Highlights & Insights¶
- First to introduce MOO beyond linear scalarization for LLM routing: Chebyshev scalarization recovers non-convex regions of the Pareto frontier.
- Psychometrics-inspired IRT model: Treating queries as exam items and model configurations as examinees yields a natural and interpretable framework.
- Extreme cost savings: Achieving 90% performance at 1.31% cost on MATH-500 is a compelling result.
- Plug-and-play design: No fine-tuning of RLMs is required; new models can be integrated quickly in a black-box manner.
- Strong OOD generalization: Generalization to long-context multi-document QA tasks is particularly notable.
Limitations & Future Work¶
- Cost prediction relies on a simple heuristic (average token count × unit price) and does not account for query-specific cost variation.
- Generalization to highly difficult OOD benchmarks such as AIME is limited, with the router tending to assign lower-ability configurations.
- Only text modality is considered; extension to multimodal reasoning scenarios remains unexplored.
- The linear parameterization of 2PL IRT may be insufficient to capture complex difficulty–ability interactions.

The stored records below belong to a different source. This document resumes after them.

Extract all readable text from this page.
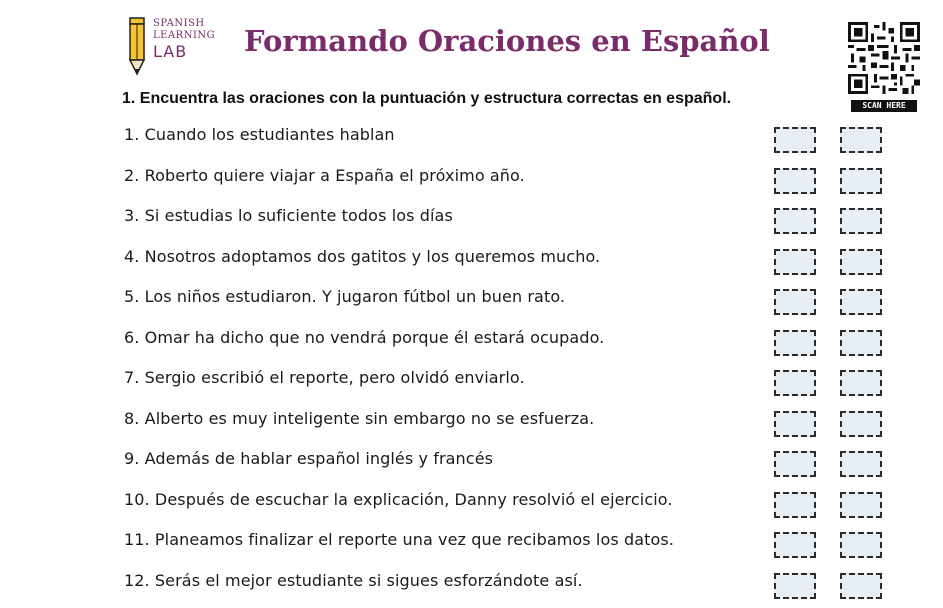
SPANISH
LEARNING
LAB	Formando Oraciones en Español
SCAN HERE
1. Encuentra las oraciones con la puntuación y estructura correctas en español.
1. Cuando los estudiantes hablan
2. Roberto quiere viajar a España el próximo año.
3. Si estudias lo suficiente todos los días
4. Nosotros adoptamos dos gatitos y los queremos mucho.
5. Los niños estudiaron. Y jugaron fútbol un buen rato.
6. Omar ha dicho que no vendrá porque él estará ocupado.
7. Sergio escribió el reporte, pero olvidó enviarlo.
8. Alberto es muy inteligente sin embargo no se esfuerza.
9. Además de hablar español inglés y francés
10. Después de escuchar la explicación, Danny resolvió el ejercicio.
11. Planeamos finalizar el reporte una vez que recibamos los datos.
12. Serás el mejor estudiante si sigues esforzándote así.
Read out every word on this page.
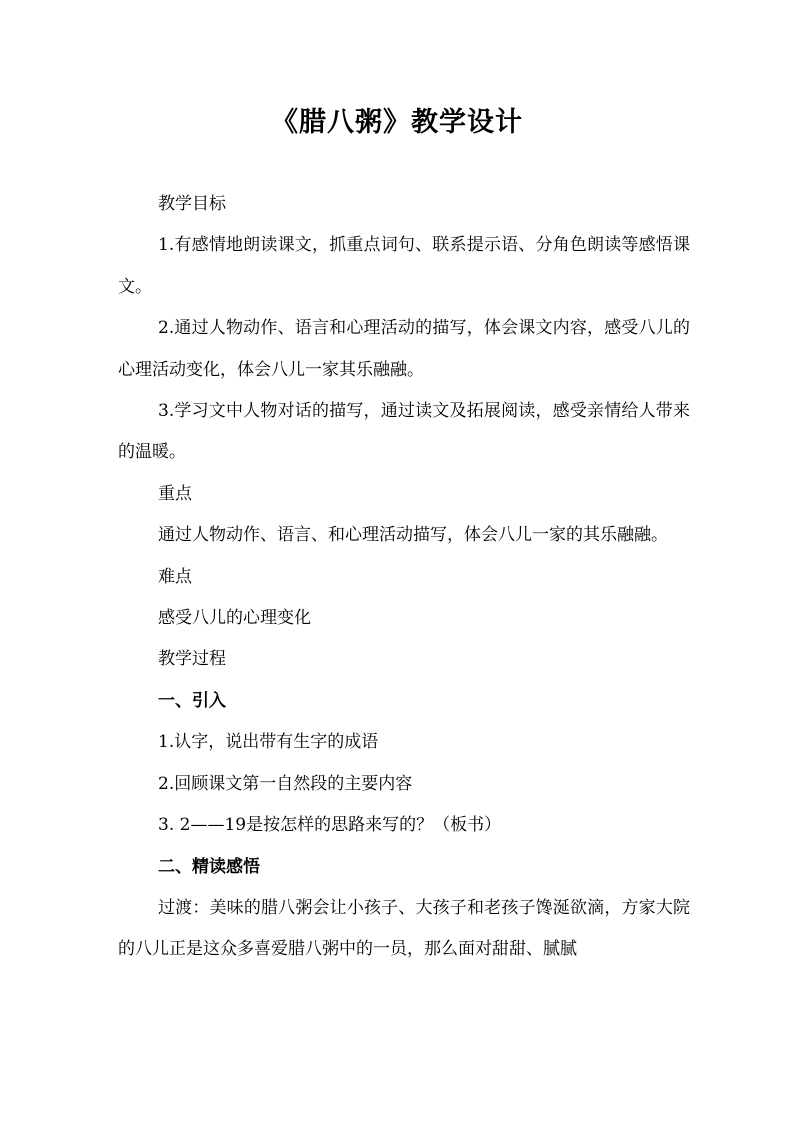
《腊八粥》教学设计

教学目标

1.有感情地朗读课文，抓重点词句、联系提示语、分角色朗读等感悟课文。

2.通过人物动作、语言和心理活动的描写，体会课文内容，感受八儿的心理活动变化，体会八儿一家其乐融融。

3.学习文中人物对话的描写，通过读文及拓展阅读，感受亲情给人带来的温暖。

重点

通过人物动作、语言、和心理活动描写，体会八儿一家的其乐融融。

难点

感受八儿的心理变化

教学过程

一、引入

1.认字，说出带有生字的成语

2.回顾课文第一自然段的主要内容

3. 2——19是按怎样的思路来写的？（板书）

二、精读感悟

过渡：美味的腊八粥会让小孩子、大孩子和老孩子馋涎欲滴，方家大院的八儿正是这众多喜爱腊八粥中的一员，那么面对甜甜、腻腻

- The setting of aggregate budget constraints across batched queries is not addressed.
Related Work & Insights¶
- IRT-Router (Song et al., 2025): Uses multidimensional IRT (MIRT) with more parameters but non-scalar abilities; RADAR achieves interpretable ordering with scalar ability values.
- RouterBench (Hu et al., 2024): Conventional model routing; this work extends it to RLM configuration-level routing.
- Efficient inference methods (L1/S1, etc.): Complementary to RADAR and can be incorporated as additional configurations in the routing pool.
- Adaptive testing in educational assessment: The Fisher information-based item selection strategy is successfully adapted from this domain.
Rating¶
- Novelty: ⭐⭐⭐⭐ The combination of IRT and MOO is novel, though individual components are not entirely new.
- Experimental Thoroughness: ⭐⭐⭐⭐⭐ 8 benchmarks, 35 configurations, and 1.75 million data points — comprehensive and rigorous.
- Writing Quality: ⭐⭐⭐⭐⭐ Clear structure, complete mathematical derivations, and intuitive figures.
- Value: ⭐⭐⭐⭐⭐ Directly addresses a core challenge in practical RLM deployment with substantial cost savings.